Khao Nan National Park is in the Tha Sala, Sichon and Nopphitam districts of Nakhon Si Thammarat province. It is about 30 km from Tha Sala village. The park's area is 410 km2.

The highest point is Khao Nan peak at 1438 m, part of the Nakhon Si Thammarat Range. The park is bordered by Khao Luang and Tai Romyen National Parks.

==Attractions==
The park's largest waterfall is Sunantha. Other park waterfalls include Krung Nang, Khlong Talik and Khao Dai. Trails include the Bua Chaek Yai Nature Trail and in 2026 the new 5.5 km Yod Khao Khom Trail opened, leading to the summit of Khao Khom. The park hosts a number of caves including Hong and Krung Nang.

==Flora and fauna==
Plant species in the park include Dipterocarpus alatus, Elateriospermum tapos, Hopea odorata, Intsia palembanica and Parashorea stellata.
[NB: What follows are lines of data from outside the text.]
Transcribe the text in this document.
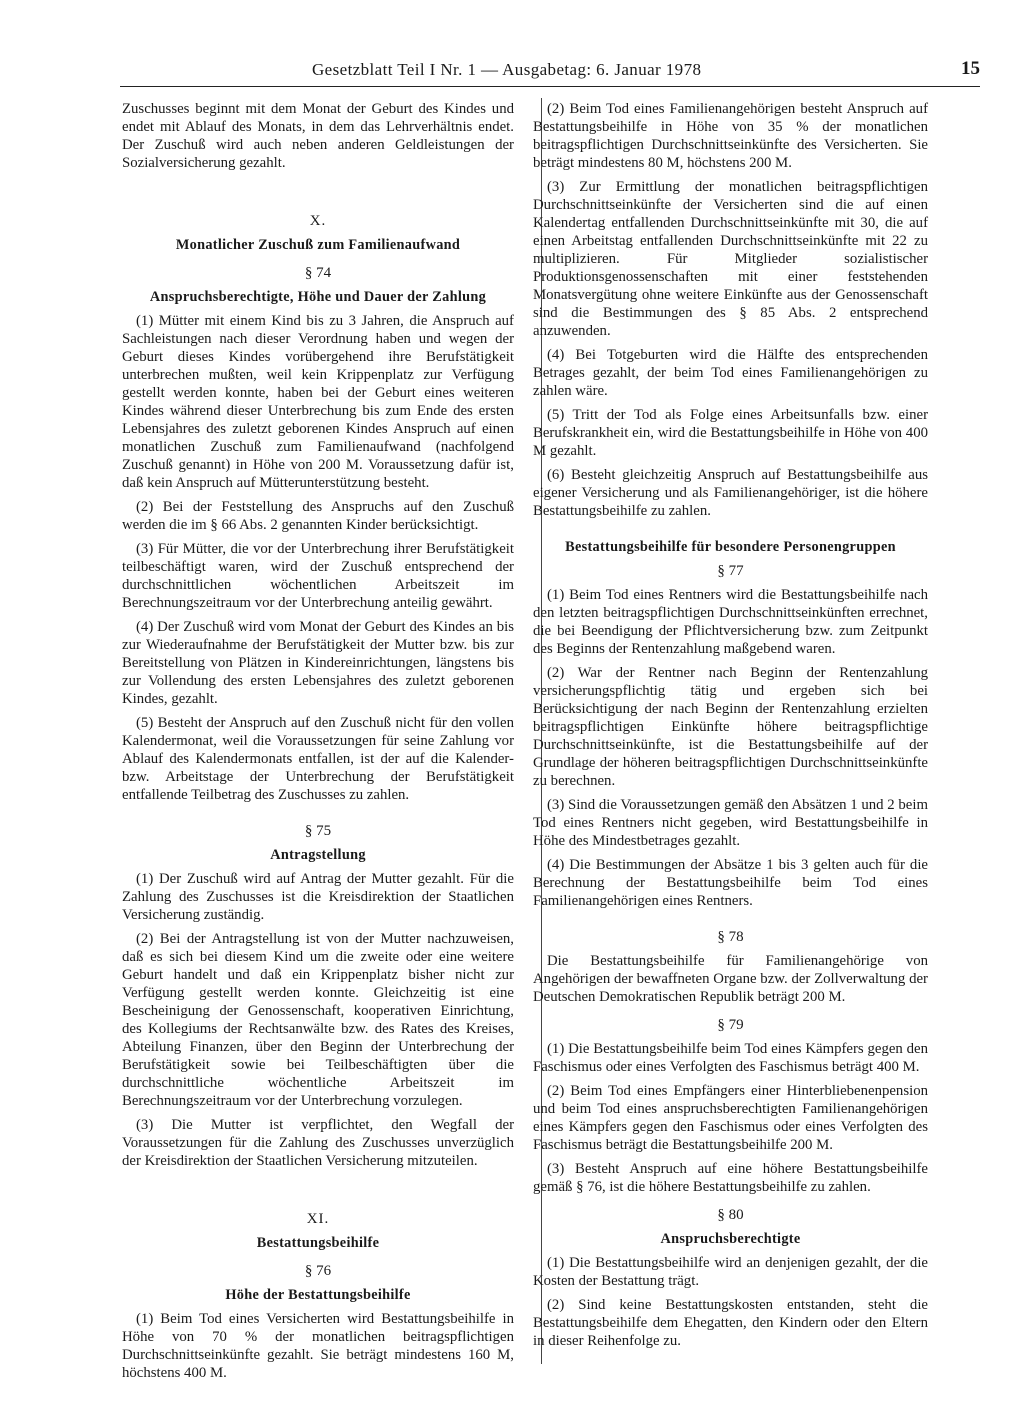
Gesetzblatt Teil I Nr. 1 — Ausgabetag: 6. Januar 1978	15

Zuschusses beginnt mit dem Monat der Geburt des Kindes und endet mit Ablauf des Monats, in dem das Lehrverhältnis endet. Der Zuschuß wird auch neben anderen Geldleistungen der Sozialversicherung gezahlt.

X.

Monatlicher Zuschuß zum Familienaufwand

§ 74

Anspruchsberechtigte, Höhe und Dauer der Zahlung

(1) Mütter mit einem Kind bis zu 3 Jahren, die Anspruch auf Sachleistungen nach dieser Verordnung haben und wegen der Geburt dieses Kindes vorübergehend ihre Berufstätigkeit unterbrechen mußten, weil kein Krippenplatz zur Verfügung gestellt werden konnte, haben bei der Geburt eines weiteren Kindes während dieser Unterbrechung bis zum Ende des ersten Lebensjahres des zuletzt geborenen Kindes Anspruch auf einen monatlichen Zuschuß zum Familienaufwand (nachfolgend Zuschuß genannt) in Höhe von 200 M. Voraussetzung dafür ist, daß kein Anspruch auf Mütterunterstützung besteht.

(2) Bei der Feststellung des Anspruchs auf den Zuschuß werden die im § 66 Abs. 2 genannten Kinder berücksichtigt.

(3) Für Mütter, die vor der Unterbrechung ihrer Berufstätigkeit teilbeschäftigt waren, wird der Zuschuß entsprechend der durchschnittlichen wöchentlichen Arbeitszeit im Berechnungszeitraum vor der Unterbrechung anteilig gewährt.

(4) Der Zuschuß wird vom Monat der Geburt des Kindes an bis zur Wiederaufnahme der Berufstätigkeit der Mutter bzw. bis zur Bereitstellung von Plätzen in Kindereinrichtungen, längstens bis zur Vollendung des ersten Lebensjahres des zuletzt geborenen Kindes, gezahlt.

(5) Besteht der Anspruch auf den Zuschuß nicht für den vollen Kalendermonat, weil die Voraussetzungen für seine Zahlung vor Ablauf des Kalendermonats entfallen, ist der auf die Kalender- bzw. Arbeitstage der Unterbrechung der Berufstätigkeit entfallende Teilbetrag des Zuschusses zu zahlen.

§ 75

Antragstellung

(1) Der Zuschuß wird auf Antrag der Mutter gezahlt. Für die Zahlung des Zuschusses ist die Kreisdirektion der Staatlichen Versicherung zuständig.

(2) Bei der Antragstellung ist von der Mutter nachzuweisen, daß es sich bei diesem Kind um die zweite oder eine weitere Geburt handelt und daß ein Krippenplatz bisher nicht zur Verfügung gestellt werden konnte. Gleichzeitig ist eine Bescheinigung der Genossenschaft, kooperativen Einrichtung, des Kollegiums der Rechtsanwälte bzw. des Rates des Kreises, Abteilung Finanzen, über den Beginn der Unterbrechung der Berufstätigkeit sowie bei Teilbeschäftigten über die durchschnittliche wöchentliche Arbeitszeit im Berechnungszeitraum vor der Unterbrechung vorzulegen.

(3) Die Mutter ist verpflichtet, den Wegfall der Voraussetzungen für die Zahlung des Zuschusses unverzüglich der Kreisdirektion der Staatlichen Versicherung mitzuteilen.

XI.

Bestattungsbeihilfe

§ 76

Höhe der Bestattungsbeihilfe

(1) Beim Tod eines Versicherten wird Bestattungsbeihilfe in Höhe von 70 % der monatlichen beitragspflichtigen Durchschnittseinkünfte gezahlt. Sie beträgt mindestens 160 M, höchstens 400 M.

(2) Beim Tod eines Familienangehörigen besteht Anspruch auf Bestattungsbeihilfe in Höhe von 35 % der monatlichen beitragspflichtigen Durchschnittseinkünfte des Versicherten. Sie beträgt mindestens 80 M, höchstens 200 M.

(3) Zur Ermittlung der monatlichen beitragspflichtigen Durchschnittseinkünfte der Versicherten sind die auf einen Kalendertag entfallenden Durchschnittseinkünfte mit 30, die auf einen Arbeitstag entfallenden Durchschnittseinkünfte mit 22 zu multiplizieren. Für Mitglieder sozialistischer Produktionsgenossenschaften mit einer feststehenden Monatsvergütung ohne weitere Einkünfte aus der Genossenschaft sind die Bestimmungen des § 85 Abs. 2 entsprechend anzuwenden.

(4) Bei Totgeburten wird die Hälfte des entsprechenden Betrages gezahlt, der beim Tod eines Familienangehörigen zu zahlen wäre.

(5) Tritt der Tod als Folge eines Arbeitsunfalls bzw. einer Berufskrankheit ein, wird die Bestattungsbeihilfe in Höhe von 400 M gezahlt.

(6) Besteht gleichzeitig Anspruch auf Bestattungsbeihilfe aus eigener Versicherung und als Familienangehöriger, ist die höhere Bestattungsbeihilfe zu zahlen.

Bestattungsbeihilfe für besondere Personengruppen

§ 77

(1) Beim Tod eines Rentners wird die Bestattungsbeihilfe nach den letzten beitragspflichtigen Durchschnittseinkünften errechnet, die bei Beendigung der Pflichtversicherung bzw. zum Zeitpunkt des Beginns der Rentenzahlung maßgebend waren.

(2) War der Rentner nach Beginn der Rentenzahlung versicherungspflichtig tätig und ergeben sich bei Berücksichtigung der nach Beginn der Rentenzahlung erzielten beitragspflichtigen Einkünfte höhere beitragspflichtige Durchschnittseinkünfte, ist die Bestattungsbeihilfe auf der Grundlage der höheren beitragspflichtigen Durchschnittseinkünfte zu berechnen.

(3) Sind die Voraussetzungen gemäß den Absätzen 1 und 2 beim Tod eines Rentners nicht gegeben, wird Bestattungsbeihilfe in Höhe des Mindestbetrages gezahlt.

(4) Die Bestimmungen der Absätze 1 bis 3 gelten auch für die Berechnung der Bestattungsbeihilfe beim Tod eines Familienangehörigen eines Rentners.

§ 78

Die Bestattungsbeihilfe für Familienangehörige von Angehörigen der bewaffneten Organe bzw. der Zollverwaltung der Deutschen Demokratischen Republik beträgt 200 M.

§ 79

(1) Die Bestattungsbeihilfe beim Tod eines Kämpfers gegen den Faschismus oder eines Verfolgten des Faschismus beträgt 400 M.

(2) Beim Tod eines Empfängers einer Hinterbliebenenpension und beim Tod eines anspruchsberechtigten Familienangehörigen eines Kämpfers gegen den Faschismus oder eines Verfolgten des Faschismus beträgt die Bestattungsbeihilfe 200 M.

(3) Besteht Anspruch auf eine höhere Bestattungsbeihilfe gemäß § 76, ist die höhere Bestattungsbeihilfe zu zahlen.

§ 80

Anspruchsberechtigte

(1) Die Bestattungsbeihilfe wird an denjenigen gezahlt, der die Kosten der Bestattung trägt.

(2) Sind keine Bestattungskosten entstanden, steht die Bestattungsbeihilfe dem Ehegatten, den Kindern oder den Eltern in dieser Reihenfolge zu.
Elateriospermum tapos occupies an area of about 8 km2, which turns red each year from February to April. Also present are fern species including Cheiropleuria.

The park is home to two endemic lizard species, Pseudocalotes khaonanensis and Larutia nubisilvicola. Both are known only from an area of cloud forest at about 1300 m elevation. Other animal species include serow, Malayan tapir and civet.